Because I know what’s happening out there.

Everyone in our faction does.

And right now, we’re the only ones keeping this empire from looking like a full-blown dictatorship.

The Public Relations & Alliances Division—our delicate, camera-facing corner of the Castellano dynasty—is working at full capacity. Phones are ringing. Lawyers are drafting. Crisis managers are coordinating with shell companies, police liaisons, fake NGOs, and terrified mayors.

We’re spinning chaos into a sympathetic narrative.

We’re making mass execution look like unfortunate civil unrest.

And me?

I’m orchestrating the entire thing on zero sleep, with four cups of espresso in my system and a silk blouse stained with highlighter and blood—I don’t know if it’s mine.

I stretch slowly, fingers trembling, vertebrae cracking.

I should’ve asked Daphne Castellano for help.

She has that clinical charm, that deadly clarity the press eats up when things go sideways.

But I can’t.

Because she’s not here.

She’s with the Castellano men.

And together, they are orchestrating a bloodbath.

Not behind closed doors. Not through whispers or middlemen.

Open. Brutal. Surgical.

So now it’s up to me—to stand here in heels and pearl earrings, brushing the blood off the headlines and writing press releases that say:

"Regrettable inter-faction violence."

"Post-trauma instability following the terrorist attack."

"A grieving family responding with vigilance."

I call for the team.

It’s time to prepare the official address.

And by "official," I mean elegant lies tied with velvet.

*

The lights are hot.

The cameras flash.

And I stand, calm, composed, every inch of me wrapped in silence and satin. My voice is steady as I face the city—and the world—with a carefully curated expression of concern and grace.

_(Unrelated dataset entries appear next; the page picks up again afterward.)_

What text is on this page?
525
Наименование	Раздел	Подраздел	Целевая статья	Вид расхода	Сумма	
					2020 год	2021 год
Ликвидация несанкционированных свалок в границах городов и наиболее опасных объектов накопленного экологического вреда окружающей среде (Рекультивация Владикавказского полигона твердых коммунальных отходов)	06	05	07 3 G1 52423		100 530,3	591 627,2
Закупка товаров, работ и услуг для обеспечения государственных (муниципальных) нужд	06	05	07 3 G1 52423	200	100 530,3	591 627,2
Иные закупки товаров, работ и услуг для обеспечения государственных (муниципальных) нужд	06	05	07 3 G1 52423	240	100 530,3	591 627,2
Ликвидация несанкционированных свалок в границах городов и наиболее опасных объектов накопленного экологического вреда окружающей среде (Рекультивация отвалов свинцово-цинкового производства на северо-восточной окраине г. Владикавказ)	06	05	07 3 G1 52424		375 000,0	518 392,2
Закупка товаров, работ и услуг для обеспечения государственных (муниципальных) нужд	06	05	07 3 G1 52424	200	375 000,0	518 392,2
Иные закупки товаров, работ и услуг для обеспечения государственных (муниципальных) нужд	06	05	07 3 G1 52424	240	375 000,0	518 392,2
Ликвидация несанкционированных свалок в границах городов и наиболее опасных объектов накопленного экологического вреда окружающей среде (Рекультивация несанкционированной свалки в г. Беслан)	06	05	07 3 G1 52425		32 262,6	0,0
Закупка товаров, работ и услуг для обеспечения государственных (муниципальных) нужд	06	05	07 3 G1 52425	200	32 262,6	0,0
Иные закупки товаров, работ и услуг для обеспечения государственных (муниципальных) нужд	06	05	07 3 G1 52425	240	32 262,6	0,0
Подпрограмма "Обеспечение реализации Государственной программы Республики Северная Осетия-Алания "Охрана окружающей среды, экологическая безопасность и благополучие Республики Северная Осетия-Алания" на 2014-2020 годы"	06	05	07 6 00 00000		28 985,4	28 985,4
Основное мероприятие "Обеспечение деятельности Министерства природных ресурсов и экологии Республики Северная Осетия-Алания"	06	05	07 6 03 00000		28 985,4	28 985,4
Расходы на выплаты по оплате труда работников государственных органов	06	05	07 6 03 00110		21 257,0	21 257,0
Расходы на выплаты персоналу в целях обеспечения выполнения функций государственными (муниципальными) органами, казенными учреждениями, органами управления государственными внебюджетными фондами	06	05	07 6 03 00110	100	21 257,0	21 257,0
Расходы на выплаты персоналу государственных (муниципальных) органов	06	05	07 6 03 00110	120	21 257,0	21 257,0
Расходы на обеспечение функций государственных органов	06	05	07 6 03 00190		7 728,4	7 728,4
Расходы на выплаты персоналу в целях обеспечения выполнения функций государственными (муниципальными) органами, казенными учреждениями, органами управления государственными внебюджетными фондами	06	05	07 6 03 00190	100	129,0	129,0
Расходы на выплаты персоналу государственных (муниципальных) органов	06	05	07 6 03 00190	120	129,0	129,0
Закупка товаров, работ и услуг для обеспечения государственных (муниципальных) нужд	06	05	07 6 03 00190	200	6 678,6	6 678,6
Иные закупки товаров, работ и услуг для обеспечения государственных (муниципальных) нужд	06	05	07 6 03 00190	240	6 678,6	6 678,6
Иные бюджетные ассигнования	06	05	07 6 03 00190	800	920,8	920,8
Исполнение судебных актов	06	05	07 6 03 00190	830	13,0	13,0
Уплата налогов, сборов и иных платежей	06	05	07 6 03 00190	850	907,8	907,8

"Following the tragic terrorist attack on the Castellano estate, tensions have escalated among rival factions.

The city has seen a sharp spike in retaliatory violence, as splinter groups and opportunists attempt to exploit perceived instability in the Castellano holdings.

Law enforcement is currently investigating a series of coordinated gang-related incidents that have resulted in multiple casualties.

We are working closely with national security forces to restore order and prevent further bloodshed.

The Castellano family condemns all unlawful violence and pledges its full cooperation with the authorities to bring justice to the city’s victims."

I pause.

Let the words hang.

Let the illusion settle.

Behind my eyes, I know what this really is.

Translation for those in the know:

"Order has been broken. We’re cleaning house. Stay out of our way."

I let the previous words settle before shifting gears—my voice softens, lower now. Grieving.

"As for the attack on the Castellano estate itself... we can now confirm a death toll of eighty-six individuals."

A ripple of shocked murmurs stirs across the press floor.

I lower my gaze for a moment, just long enough to sell it.

"These were not soldiers. Not combatants. They were staff. Assistants. Drivers. Cooks. Gardeners. Children of loyal servants. People who gave their lives in quiet service—people who never expected to die in a war they didn’t start."

I let that hang, just long enough to twist the knife in public sentiment.

"We are heartbroken. We are outraged. We are grieving alongside every single family affected."

Another pause.

> "We assure you, those families will be honored. Protected. Their losses will be remembered in both private ceremony and public record. There will be compensation, yes—but there will also be accountability and Justice. Thank you."